4. run the following test case (lets call it rpl_sanity):

--source include/have_debug.inc
--source include/master-slave.inc
--source include/have_binlog_format_row.inc

call mtr.add_suppression('\'Sanity check failed\', data_len: 105, event_type: 15');

CREATE TABLE t1 (a INT NOT NULL PRIMARY KEY, b VARCHAR(10), c TEXT);
INSERT INTO t1 VALUES (1, 'a', NULL);
sync_slave_with_master;
source include/stop_slave.inc;
connection master;
UPDATE t1 SET c = REPEAT('a', 20);
DELETE FROM t1 WHERE a= 1;

-- connection slave
SET GLOBAL debug="+d,read_log_event_fail_sanity";
START SLAVE;
let $slave_sql_errno= 1593;
--source include/wait_for_slave_sql_error.inc
SET GLOBAL debug="-d,read_log_event_fail_sanity";
--source include/stop_slave.inc

--connection slave
--source include/start_slave.inc
--connection master
sync_slave_with_master;
let $diff_table_1= master:test.t1;
let $diff_table_2= slave:test.t1;
--source include/diff_tables.inc

--connection master
SET GLOBAL debug= "";
DROP TABLE t1;
--sync_slave_with_master
SET GLOBAL debug= "";

-- exit

  mysql-test$ perl mtr --valgrind --valgrind-options="--gen-suppressions=all --show-reachable=yes" rpl.rpl_sanity.test

5. Observe valgrind reporting errors:

   "Use of uninitialised value of size 8"
    ...

Env details
===========

  - gcc: gcc (Ubuntu/Linaro 4.4.4-14ubuntu5) 4.4.5
  - valgrind: valgrind-3.6.0.SVN-Debian
  - os: Linux diso 2.6.35-22-generic #35-Ubuntu SMP Sat Oct 16 20:45:36 UTC 2010 x86_64 GNU/Linux

Suggested fix:
.

Thank you for the report.

Verified as described.

Pushed into mysql-trunk 5.6.1-m5 (revid:alexander.nozdrin@oracle.com-20101129111021-874if2qsp0i8d5ze) (version source revid:alexander.nozdrin@oracle.com-20101129111021-874if2qsp0i8d5ze) (merge vers: 5.6.1-m5) (pib:23)

A patch for this bug has been committed.

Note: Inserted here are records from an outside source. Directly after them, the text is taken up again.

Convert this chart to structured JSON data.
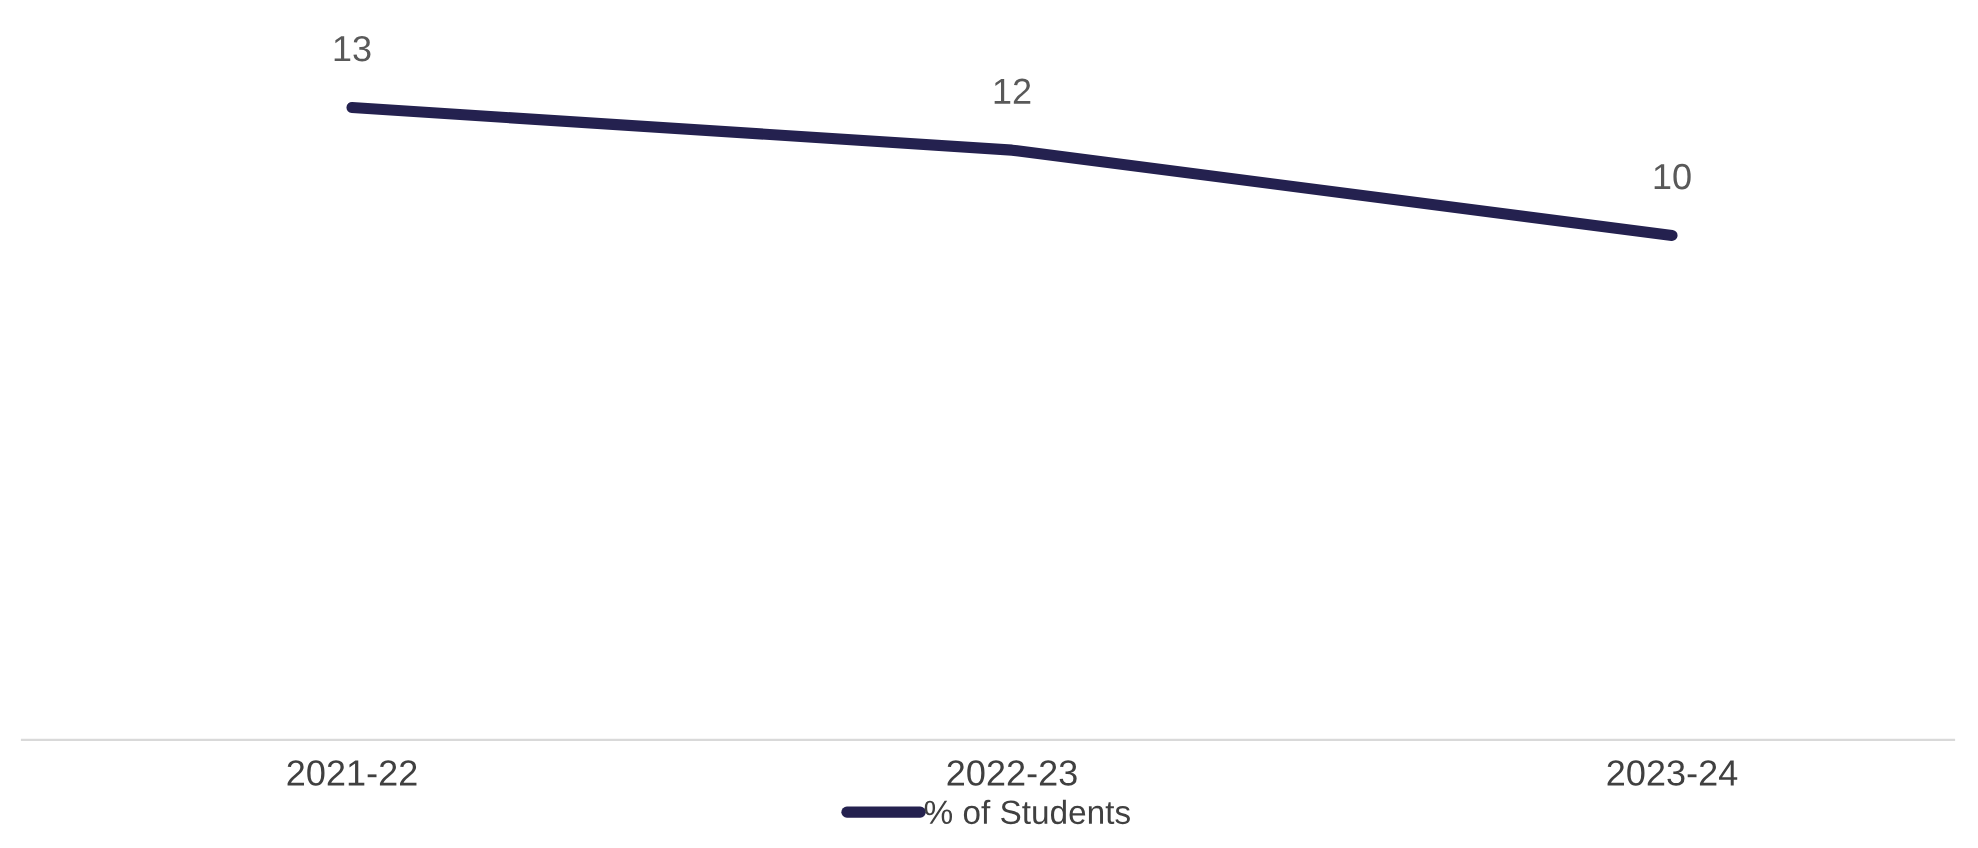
{
  "chart_data": {
    "type": "line",
    "categories": [
      "2021-22",
      "2022-23",
      "2023-24"
    ],
    "series": [
      {
        "name": "% of Students",
        "color": "#24214f",
        "values": [
          13,
          12,
          10
        ]
      }
    ],
    "data_labels": true,
    "grid": false,
    "legend": "bottom",
    "marker": "none",
    "line_style": "solid"
  }
}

After review, it may
be pushed to the relevant source trees for release in the next
version. You can access the patch from:

  http://lists.mysql.com/commits/126806

3422 Luis Soares	2010-12-14
      BUG#58129: Valgrind error when sanity check fails in read_log_event
        
      The DBUG_DUMP instruction was being called with wrong pointer and
      wrong length.
        
      Fixed it by deploying two calls to DBUG_DUMP, one for the blob 
      field itself and another to print the blob value.

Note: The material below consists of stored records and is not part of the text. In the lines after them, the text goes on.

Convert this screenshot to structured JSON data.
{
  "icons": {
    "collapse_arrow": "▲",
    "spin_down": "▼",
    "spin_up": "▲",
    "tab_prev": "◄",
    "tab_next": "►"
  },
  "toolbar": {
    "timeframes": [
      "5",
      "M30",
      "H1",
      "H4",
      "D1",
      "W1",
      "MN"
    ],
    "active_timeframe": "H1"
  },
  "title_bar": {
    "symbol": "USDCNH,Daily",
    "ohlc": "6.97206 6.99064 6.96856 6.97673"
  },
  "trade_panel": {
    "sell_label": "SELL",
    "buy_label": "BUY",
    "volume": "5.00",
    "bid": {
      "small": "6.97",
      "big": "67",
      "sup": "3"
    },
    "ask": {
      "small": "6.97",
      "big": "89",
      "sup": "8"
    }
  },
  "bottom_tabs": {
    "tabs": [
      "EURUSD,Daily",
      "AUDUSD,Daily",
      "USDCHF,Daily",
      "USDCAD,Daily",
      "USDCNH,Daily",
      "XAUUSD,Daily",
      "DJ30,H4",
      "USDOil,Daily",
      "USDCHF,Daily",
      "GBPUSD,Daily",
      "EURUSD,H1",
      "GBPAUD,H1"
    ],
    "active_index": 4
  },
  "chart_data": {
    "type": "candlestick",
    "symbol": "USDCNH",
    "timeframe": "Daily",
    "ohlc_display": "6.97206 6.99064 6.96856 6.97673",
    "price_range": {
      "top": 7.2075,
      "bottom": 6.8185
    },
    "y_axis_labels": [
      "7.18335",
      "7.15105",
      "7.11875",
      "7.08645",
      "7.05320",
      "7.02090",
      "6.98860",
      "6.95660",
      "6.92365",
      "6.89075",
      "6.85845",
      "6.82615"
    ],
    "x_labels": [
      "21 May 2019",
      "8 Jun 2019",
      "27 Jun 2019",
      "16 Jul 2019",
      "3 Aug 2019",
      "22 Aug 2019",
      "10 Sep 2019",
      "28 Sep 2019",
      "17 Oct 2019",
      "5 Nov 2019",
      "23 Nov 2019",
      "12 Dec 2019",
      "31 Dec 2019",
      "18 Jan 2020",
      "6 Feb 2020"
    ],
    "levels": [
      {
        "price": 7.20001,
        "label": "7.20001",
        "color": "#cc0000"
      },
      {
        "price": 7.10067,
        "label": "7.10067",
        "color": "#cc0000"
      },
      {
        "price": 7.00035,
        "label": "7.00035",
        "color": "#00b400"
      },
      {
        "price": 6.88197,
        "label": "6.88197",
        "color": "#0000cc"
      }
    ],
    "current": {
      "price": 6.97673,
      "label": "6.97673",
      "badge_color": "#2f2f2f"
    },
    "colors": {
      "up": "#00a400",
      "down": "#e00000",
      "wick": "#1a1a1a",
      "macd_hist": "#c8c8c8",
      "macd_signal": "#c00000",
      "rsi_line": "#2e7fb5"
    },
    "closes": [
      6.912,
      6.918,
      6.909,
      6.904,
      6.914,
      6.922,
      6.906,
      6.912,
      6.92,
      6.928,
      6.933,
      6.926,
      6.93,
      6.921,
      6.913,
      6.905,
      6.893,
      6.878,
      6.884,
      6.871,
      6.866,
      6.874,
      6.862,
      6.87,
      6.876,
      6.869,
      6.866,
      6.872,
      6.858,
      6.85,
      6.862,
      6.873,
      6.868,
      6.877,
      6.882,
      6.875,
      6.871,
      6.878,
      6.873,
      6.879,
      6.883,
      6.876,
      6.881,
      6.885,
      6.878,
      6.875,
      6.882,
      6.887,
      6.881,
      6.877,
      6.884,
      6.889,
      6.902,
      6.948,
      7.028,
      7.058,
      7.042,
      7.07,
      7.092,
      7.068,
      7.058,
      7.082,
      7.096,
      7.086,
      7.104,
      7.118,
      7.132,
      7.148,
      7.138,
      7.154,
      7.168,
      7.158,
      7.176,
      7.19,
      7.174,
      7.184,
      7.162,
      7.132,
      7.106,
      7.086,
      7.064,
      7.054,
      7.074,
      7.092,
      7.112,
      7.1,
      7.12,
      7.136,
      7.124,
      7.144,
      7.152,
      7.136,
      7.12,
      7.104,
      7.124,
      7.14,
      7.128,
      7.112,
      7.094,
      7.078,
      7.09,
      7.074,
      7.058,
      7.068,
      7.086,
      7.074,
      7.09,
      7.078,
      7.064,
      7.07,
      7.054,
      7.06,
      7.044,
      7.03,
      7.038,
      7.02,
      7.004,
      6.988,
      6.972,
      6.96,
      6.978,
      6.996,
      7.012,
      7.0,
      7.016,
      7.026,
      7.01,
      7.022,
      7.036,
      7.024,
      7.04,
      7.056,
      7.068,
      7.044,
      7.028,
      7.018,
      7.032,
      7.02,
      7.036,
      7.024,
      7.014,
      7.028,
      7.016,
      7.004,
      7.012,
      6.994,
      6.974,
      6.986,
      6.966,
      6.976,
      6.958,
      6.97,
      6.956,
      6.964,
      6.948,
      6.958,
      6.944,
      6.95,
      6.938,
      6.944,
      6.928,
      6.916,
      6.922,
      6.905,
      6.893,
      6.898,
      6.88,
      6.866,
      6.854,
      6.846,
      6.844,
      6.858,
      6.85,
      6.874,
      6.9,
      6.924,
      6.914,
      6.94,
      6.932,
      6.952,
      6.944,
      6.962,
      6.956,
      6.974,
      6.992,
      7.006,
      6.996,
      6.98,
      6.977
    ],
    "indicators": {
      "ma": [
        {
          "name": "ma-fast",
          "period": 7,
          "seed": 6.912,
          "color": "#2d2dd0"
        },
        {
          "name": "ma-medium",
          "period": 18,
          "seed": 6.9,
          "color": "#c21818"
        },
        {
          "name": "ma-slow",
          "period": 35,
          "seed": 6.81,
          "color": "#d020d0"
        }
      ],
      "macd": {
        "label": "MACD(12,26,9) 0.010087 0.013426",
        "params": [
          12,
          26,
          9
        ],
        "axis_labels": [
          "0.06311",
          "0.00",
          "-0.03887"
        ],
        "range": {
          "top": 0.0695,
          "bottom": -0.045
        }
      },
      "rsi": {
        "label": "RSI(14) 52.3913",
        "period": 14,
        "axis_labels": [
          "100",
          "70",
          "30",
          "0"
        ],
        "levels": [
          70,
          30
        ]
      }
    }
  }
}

Queued in mysql-trunk-bugfixing.

Pushed into mysql-trunk 5.6.1 (revid:georgi.kodinov@oracle.com-20101217125013-y8pb3az32rtbplc9) (version source revid:mats.kindahl@oracle.com-20101215103340-a0wp0yq8t4byel1o) (merge vers: 5.6.1) (pib:24)

Does not appear in any release; no changelog entry necessary. Closed.